If there are multiple incarnations, it may be how such an awareness
deepens. 

So afterwards do
we reincarnate or simply move on? I have no firm idea and I suspect both
possibilities are possible.  A
series of existences leads to an ever deeper and more complex expression of the
kinds of awareness that having a human body makes possible.  But there seems to me no reason to
believe that is anything but one possibility out of many. 

Because my
experience with ‘higher’ consciousness indicates it is characterized by
superhuman love, I believe no being dies and is simply gone, leaving a
permanent hole in the heart of all who loved him or her.  That is, until they die themselves,
leaving still more holes in others’ hearts.  Here we are in the realm of final mystery, and I try and not
go very far along that route.
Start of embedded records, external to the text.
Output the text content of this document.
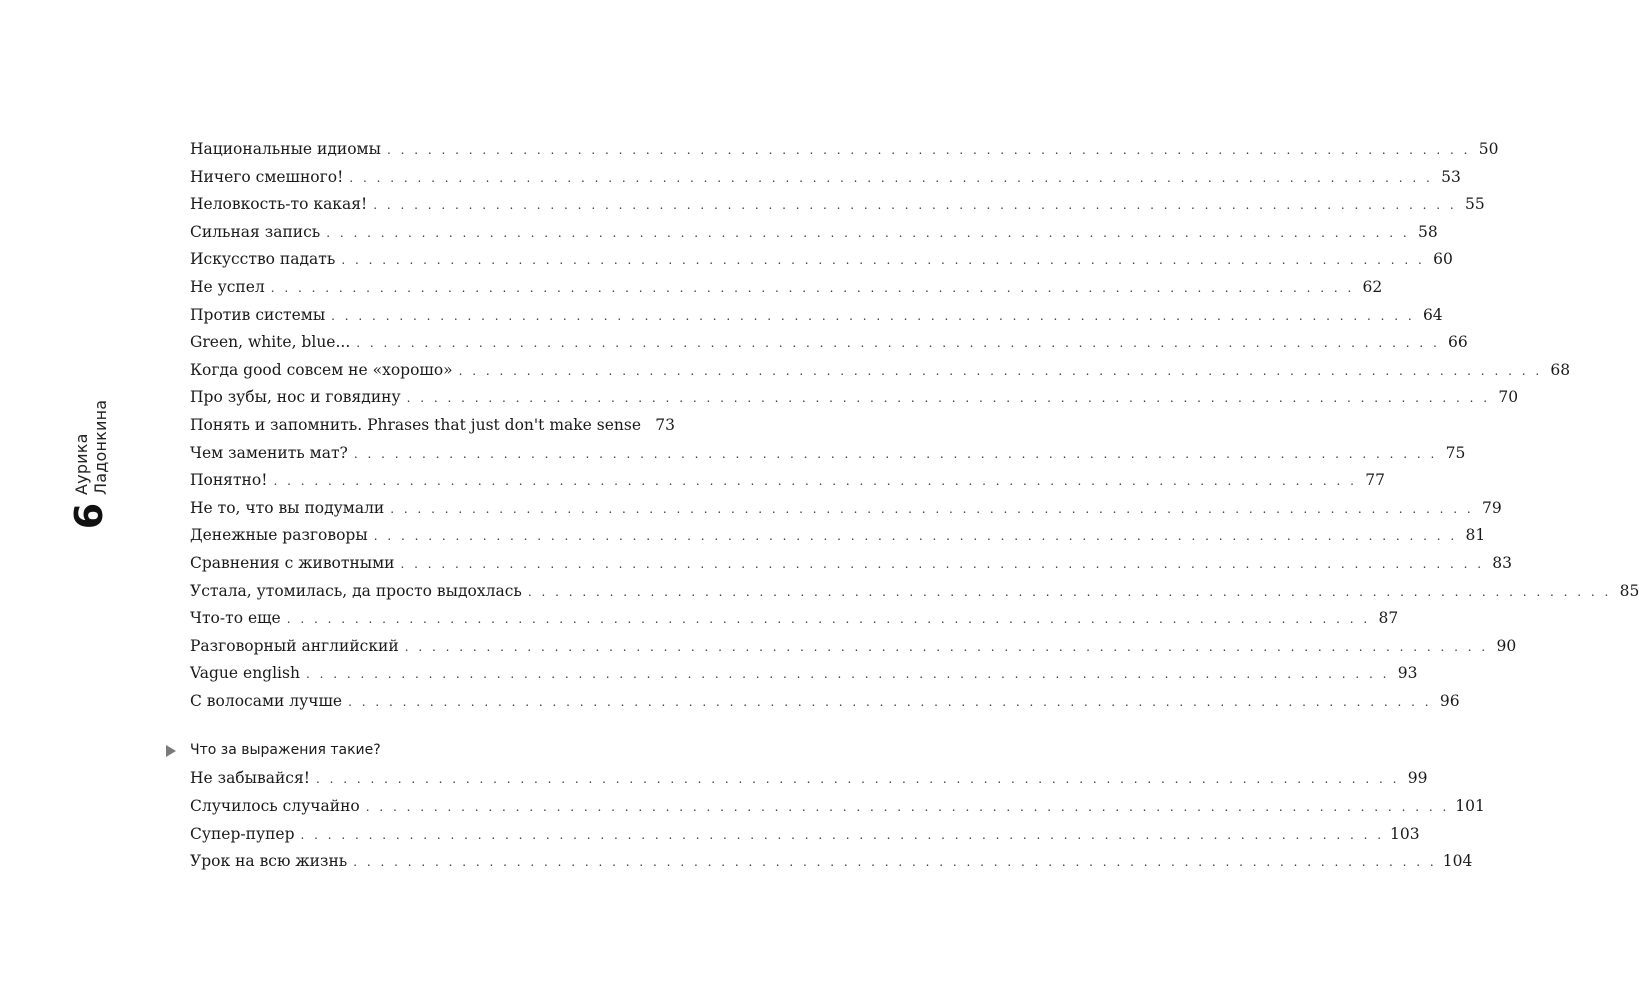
Аурика Ладонкина
6
Национальные идиомы . . . . . . . . . . . . . . . . . . . . . . . . . . . . . . . . . . . . . . . . . . . . . . . . . . . . . . . . . . . . . . . . . . . . . . . . . . . . . . . . 50
Ничего смешного! . . . . . . . . . . . . . . . . . . . . . . . . . . . . . . . . . . . . . . . . . . . . . . . . . . . . . . . . . . . . . . . . . . . . . . . . . . . . . . . . 53
Неловкость-то какая! . . . . . . . . . . . . . . . . . . . . . . . . . . . . . . . . . . . . . . . . . . . . . . . . . . . . . . . . . . . . . . . . . . . . . . . . . . . . . . . . 55
Сильная запись . . . . . . . . . . . . . . . . . . . . . . . . . . . . . . . . . . . . . . . . . . . . . . . . . . . . . . . . . . . . . . . . . . . . . . . . . . . . . . . . 58
Искусство падать . . . . . . . . . . . . . . . . . . . . . . . . . . . . . . . . . . . . . . . . . . . . . . . . . . . . . . . . . . . . . . . . . . . . . . . . . . . . . . . . 60
Не успел . . . . . . . . . . . . . . . . . . . . . . . . . . . . . . . . . . . . . . . . . . . . . . . . . . . . . . . . . . . . . . . . . . . . . . . . . . . . . . . . 62
Против системы . . . . . . . . . . . . . . . . . . . . . . . . . . . . . . . . . . . . . . . . . . . . . . . . . . . . . . . . . . . . . . . . . . . . . . . . . . . . . . . . 64
Green, white, blue... . . . . . . . . . . . . . . . . . . . . . . . . . . . . . . . . . . . . . . . . . . . . . . . . . . . . . . . . . . . . . . . . . . . . . . . . . . . . . . . . 66
Когда good совсем не «хорошо» . . . . . . . . . . . . . . . . . . . . . . . . . . . . . . . . . . . . . . . . . . . . . . . . . . . . . . . . . . . . . . . . . . . . . . . . . . . . . . . . 68
Про зубы, нос и говядину . . . . . . . . . . . . . . . . . . . . . . . . . . . . . . . . . . . . . . . . . . . . . . . . . . . . . . . . . . . . . . . . . . . . . . . . . . . . . . . . 70
Понять и запомнить. Phrases that just don't make sense 73
Чем заменить мат? . . . . . . . . . . . . . . . . . . . . . . . . . . . . . . . . . . . . . . . . . . . . . . . . . . . . . . . . . . . . . . . . . . . . . . . . . . . . . . . . 75
Понятно! . . . . . . . . . . . . . . . . . . . . . . . . . . . . . . . . . . . . . . . . . . . . . . . . . . . . . . . . . . . . . . . . . . . . . . . . . . . . . . . . 77
Не то, что вы подумали . . . . . . . . . . . . . . . . . . . . . . . . . . . . . . . . . . . . . . . . . . . . . . . . . . . . . . . . . . . . . . . . . . . . . . . . . . . . . . . . 79
Денежные разговоры . . . . . . . . . . . . . . . . . . . . . . . . . . . . . . . . . . . . . . . . . . . . . . . . . . . . . . . . . . . . . . . . . . . . . . . . . . . . . . . . 81
Сравнения с животными . . . . . . . . . . . . . . . . . . . . . . . . . . . . . . . . . . . . . . . . . . . . . . . . . . . . . . . . . . . . . . . . . . . . . . . . . . . . . . . . 83
Устала, утомилась, да просто выдохлась . . . . . . . . . . . . . . . . . . . . . . . . . . . . . . . . . . . . . . . . . . . . . . . . . . . . . . . . . . . . . . . . . . . . . . . . . . . . . . . . 85
Что-то еще . . . . . . . . . . . . . . . . . . . . . . . . . . . . . . . . . . . . . . . . . . . . . . . . . . . . . . . . . . . . . . . . . . . . . . . . . . . . . . . . 87
Разговорный английский . . . . . . . . . . . . . . . . . . . . . . . . . . . . . . . . . . . . . . . . . . . . . . . . . . . . . . . . . . . . . . . . . . . . . . . . . . . . . . . . 90
Vague english . . . . . . . . . . . . . . . . . . . . . . . . . . . . . . . . . . . . . . . . . . . . . . . . . . . . . . . . . . . . . . . . . . . . . . . . . . . . . . . . 93
С волосами лучше . . . . . . . . . . . . . . . . . . . . . . . . . . . . . . . . . . . . . . . . . . . . . . . . . . . . . . . . . . . . . . . . . . . . . . . . . . . . . . . . 96
Что за выражения такие?
Не забывайся! . . . . . . . . . . . . . . . . . . . . . . . . . . . . . . . . . . . . . . . . . . . . . . . . . . . . . . . . . . . . . . . . . . . . . . . . . . . . . . . . 99
Случилось случайно . . . . . . . . . . . . . . . . . . . . . . . . . . . . . . . . . . . . . . . . . . . . . . . . . . . . . . . . . . . . . . . . . . . . . . . . . . . . . . . . 101
Супер-пупер . . . . . . . . . . . . . . . . . . . . . . . . . . . . . . . . . . . . . . . . . . . . . . . . . . . . . . . . . . . . . . . . . . . . . . . . . . . . . . . . 103
Урок на всю жизнь . . . . . . . . . . . . . . . . . . . . . . . . . . . . . . . . . . . . . . . . . . . . . . . . . . . . . . . . . . . . . . . . . . . . . . . . . . . . . . . . 104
If we cannot grasp how a photon can be both a
particle and a wave, how can we believe we can get a firm grip on these issues?

Even so, the
perspective I have provided can account for the existence of deep and unmerited
suffering and tragedy within a good world where ultimately all of value is
redeemed.  Those children who did
not make it are not gone forever. 
Their core ‘gestalt’ survives, once it has developed self-awareness.

This argument
would not convince an atheist to abandon atheism, nor does it try to.  Rather, it seeks to convince an atheist
or Gnostic (whom I think it does directly challenge) that I can agree with them
on the observables and demonstrate a coherent alternative interpretation of the evidence, one that rests on
experiences many of us have had, acknowledges hideous undeserved suffering, and
still finds the world fundamentally good.